Davidson, Richard J., Jon Kabat-Zinn, Jessica Schumacher, Melissa Rosenkranz, Daniel Muller, Saki F. Santorelli, Ferris Urbanowski, Anne Harrington, Katherine Bonus, dan John F. Sheridan. “Perubahan pada Otak dan Fungsi Kekebalan Tubuh yang Dihasilkan oleh Meditasi Mindfulness”. Pengobatan Psikosomatik: Jurnal Biobehavioral Medicine. 27 Desember 2002. American Psychosomatic Society. 16 Juli 2009.

“Rute Langsung Dari Otak Ke Sistem Kekebalan Ditemukan Oleh Para Ilmuwan”. Medical News Today. 25 Oktober 2007. 7 Agustus 2009.

Kolata, Gina. “Ya, Berlari Bisa Membuatmu Tinggi”. The New York Times. 27 Maret 2008. 5 Agustus 2009.

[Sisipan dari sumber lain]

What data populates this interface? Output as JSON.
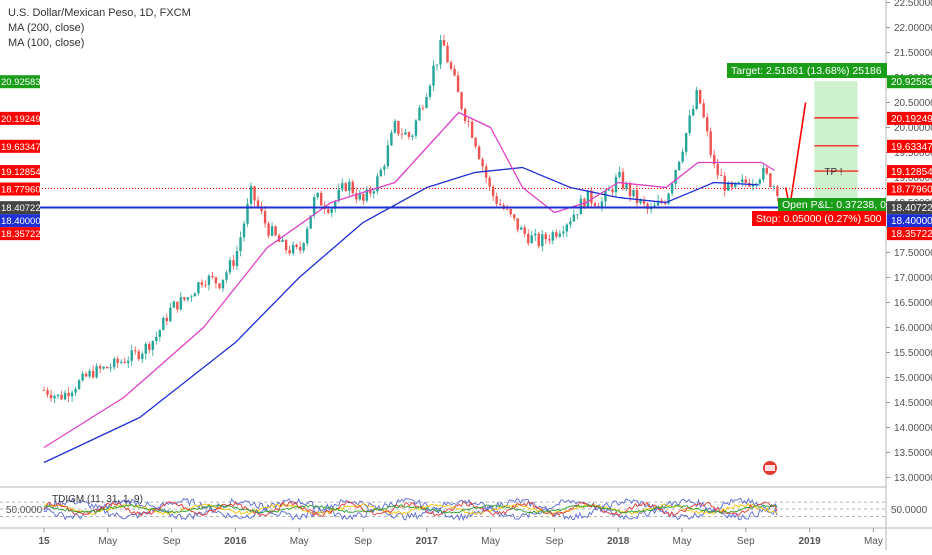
{
  "legend": {
    "title": "U.S. Dollar/Mexican Peso, 1D, FXCM",
    "ma200": "MA (200, close)",
    "ma100": "MA (100, close)"
  },
  "colors": {
    "up": "#26a69a",
    "down": "#ef5350",
    "ma200": "#1f2fd6",
    "ma100": "#e040c8",
    "entry": "#1f2fd6",
    "tp_line": "#ff0000",
    "target_zone": "#c8efc8",
    "label_red": "#ff0000",
    "label_green": "#1a9e1a",
    "label_blue": "#1f2fd6",
    "label_gray": "#444444"
  },
  "indicator": {
    "label": "TDIGM (11, 31, 1, 9)",
    "value_label": "50.0000"
  },
  "chart_data": {
    "type": "candlestick",
    "title": "U.S. Dollar/Mexican Peso, 1D, FXCM",
    "ylim": [
      12.85,
      22.55
    ],
    "y_ticks": [
      "13.00000",
      "13.50000",
      "14.00000",
      "14.50000",
      "15.00000",
      "15.50000",
      "16.00000",
      "16.50000",
      "17.00000",
      "17.50000",
      "18.00000",
      "18.50000",
      "19.00000",
      "19.50000",
      "20.00000",
      "20.50000",
      "21.00000",
      "21.50000",
      "22.00000",
      "22.50000"
    ],
    "y_tick_values": [
      13.0,
      13.5,
      14.0,
      14.5,
      15.0,
      15.5,
      16.0,
      16.5,
      17.0,
      17.5,
      18.0,
      18.5,
      19.0,
      19.5,
      20.0,
      20.5,
      21.0,
      21.5,
      22.0,
      22.5
    ],
    "x_ticks": [
      "15",
      "May",
      "Sep",
      "2016",
      "May",
      "Sep",
      "2017",
      "May",
      "Sep",
      "2018",
      "May",
      "Sep",
      "2019",
      "May"
    ],
    "x_tick_months": [
      0,
      4,
      8,
      12,
      16,
      20,
      24,
      28,
      32,
      36,
      40,
      44,
      48,
      52
    ],
    "price_path": [
      [
        0,
        14.75
      ],
      [
        1,
        14.6
      ],
      [
        3,
        15.1
      ],
      [
        4,
        15.2
      ],
      [
        6,
        15.5
      ],
      [
        7,
        15.8
      ],
      [
        8,
        16.4
      ],
      [
        9,
        16.6
      ],
      [
        10,
        17.0
      ],
      [
        11,
        16.9
      ],
      [
        12,
        17.4
      ],
      [
        13,
        18.7
      ],
      [
        14,
        18.0
      ],
      [
        15,
        17.6
      ],
      [
        16,
        17.5
      ],
      [
        17,
        18.6
      ],
      [
        18,
        18.4
      ],
      [
        19,
        18.9
      ],
      [
        20,
        18.5
      ],
      [
        21,
        19.0
      ],
      [
        22,
        20.0
      ],
      [
        23,
        19.8
      ],
      [
        24,
        20.8
      ],
      [
        25,
        21.7
      ],
      [
        26,
        20.6
      ],
      [
        27,
        19.8
      ],
      [
        28,
        18.7
      ],
      [
        29,
        18.3
      ],
      [
        30,
        17.9
      ],
      [
        31,
        17.7
      ],
      [
        32,
        17.9
      ],
      [
        33,
        18.2
      ],
      [
        34,
        18.6
      ],
      [
        35,
        18.5
      ],
      [
        36,
        19.0
      ],
      [
        37,
        18.6
      ],
      [
        38,
        18.3
      ],
      [
        39,
        18.6
      ],
      [
        40,
        19.6
      ],
      [
        41,
        20.7
      ],
      [
        42,
        19.2
      ],
      [
        43,
        18.7
      ],
      [
        44,
        18.9
      ],
      [
        45,
        19.1
      ],
      [
        46,
        18.78
      ]
    ],
    "ma200_path": [
      [
        0,
        13.3
      ],
      [
        6,
        14.2
      ],
      [
        12,
        15.7
      ],
      [
        16,
        17.0
      ],
      [
        20,
        18.1
      ],
      [
        24,
        18.8
      ],
      [
        27,
        19.1
      ],
      [
        30,
        19.2
      ],
      [
        33,
        18.8
      ],
      [
        36,
        18.6
      ],
      [
        39,
        18.5
      ],
      [
        42,
        18.9
      ],
      [
        45,
        18.85
      ]
    ],
    "ma100_path": [
      [
        0,
        13.6
      ],
      [
        5,
        14.6
      ],
      [
        10,
        16.0
      ],
      [
        14,
        17.6
      ],
      [
        18,
        18.5
      ],
      [
        22,
        18.9
      ],
      [
        24,
        19.6
      ],
      [
        26,
        20.3
      ],
      [
        28,
        20.0
      ],
      [
        30,
        18.8
      ],
      [
        32,
        18.3
      ],
      [
        34,
        18.5
      ],
      [
        36,
        18.9
      ],
      [
        39,
        18.8
      ],
      [
        41,
        19.3
      ],
      [
        43,
        19.3
      ],
      [
        45,
        19.3
      ],
      [
        46,
        19.1
      ]
    ],
    "projection": {
      "from": [
        46,
        18.4
      ],
      "to": [
        48,
        20.5
      ]
    },
    "entry_line": 18.4,
    "current_price_line": 18.7796,
    "target_zone": {
      "from_month": 48.3,
      "to_month": 51.0,
      "low": 18.4,
      "high": 20.92583
    },
    "tp_lines": [
      20.19249,
      19.63347,
      19.12854
    ],
    "tp_text": "TP !",
    "price_labels": [
      {
        "value": 20.92583,
        "text": "20.92583",
        "color": "green"
      },
      {
        "value": 20.19249,
        "text": "20.19249",
        "color": "red"
      },
      {
        "value": 19.63347,
        "text": "19.63347",
        "color": "red"
      },
      {
        "value": 19.12854,
        "text": "19.12854",
        "color": "red"
      },
      {
        "value": 18.7796,
        "text": "18.77960",
        "color": "red"
      },
      {
        "value": 18.4,
        "text": "18.40000",
        "color": "blue"
      },
      {
        "value": 18.40722,
        "text": "18.40722",
        "color": "gray"
      },
      {
        "value": 18.35722,
        "text": "18.35722",
        "color": "red"
      }
    ],
    "annotations": {
      "target": "Target: 2.51861 (13.68%) 25186",
      "open_pl": "Open P&L: 0.37238, 0",
      "stop": "Stop: 0.05000 (0.27%) 500"
    }
  }
}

Taman, Alice.“Menenangkan Pikiran: Meditasi adalah disiplin kuno, tetapi para ilmuwan baru saja mengembangkan alat yang cukup canggih untuk melihat apa yang terjadi di otak Anda saat Anda melakukannya”. Waktu 162.5 (4 Agustus 2003): 52. Akademik Pusat Rujukan Kesehatan. Badai. Perguruan Tinggi Komunitas Spokane. 24 Juli 2009

Phillips, Helen. “Bagaimana kehidupan membentuk gambaran otak: dari meditasi hingga diet, pengalaman hidup sangat mengubah struktur dan konektivitas otak”. New Scientist. 188.2527 (26 November 2005): 12(2). Akademik Pusat Rujukan Kesehatan. Badai. Perguruan Tinggi Komunitas Spokane. 24 Juli 2009.


Tang, Yi-Yuan, Yinghua Ma, Yaxin Fan, Hongbo Feng, Junhong Wang, Shigang Feng, Qilin Lu, Bing Hua, Yao Lin, Jian Li, Ye Zhang, Yan Wang, Li Zhou, dan Ming Fan. "Interaksi sistem saraf pusat dan otonom diubah oleh meditasi jangka pendek. (PSIKOLOGI: NEUROSCIENCE) (Penulis abstrak) (Laporan)". Prosiding National Academy of Sciences Amerika Serikat. 106.22 (2 Juni 2009): 8865(6). Akademik Pusat Rujukan Kesehatan. Badai. Perguruan Tinggi Komunitas Spokane. 24 Juli 2009.

Wein, Harrison, Ph.D. “Stres dan Penyakit: Perspektif Baru”. Kata NIH tentang Kesehatan. Oktober 2000. 7 Agustus 2009.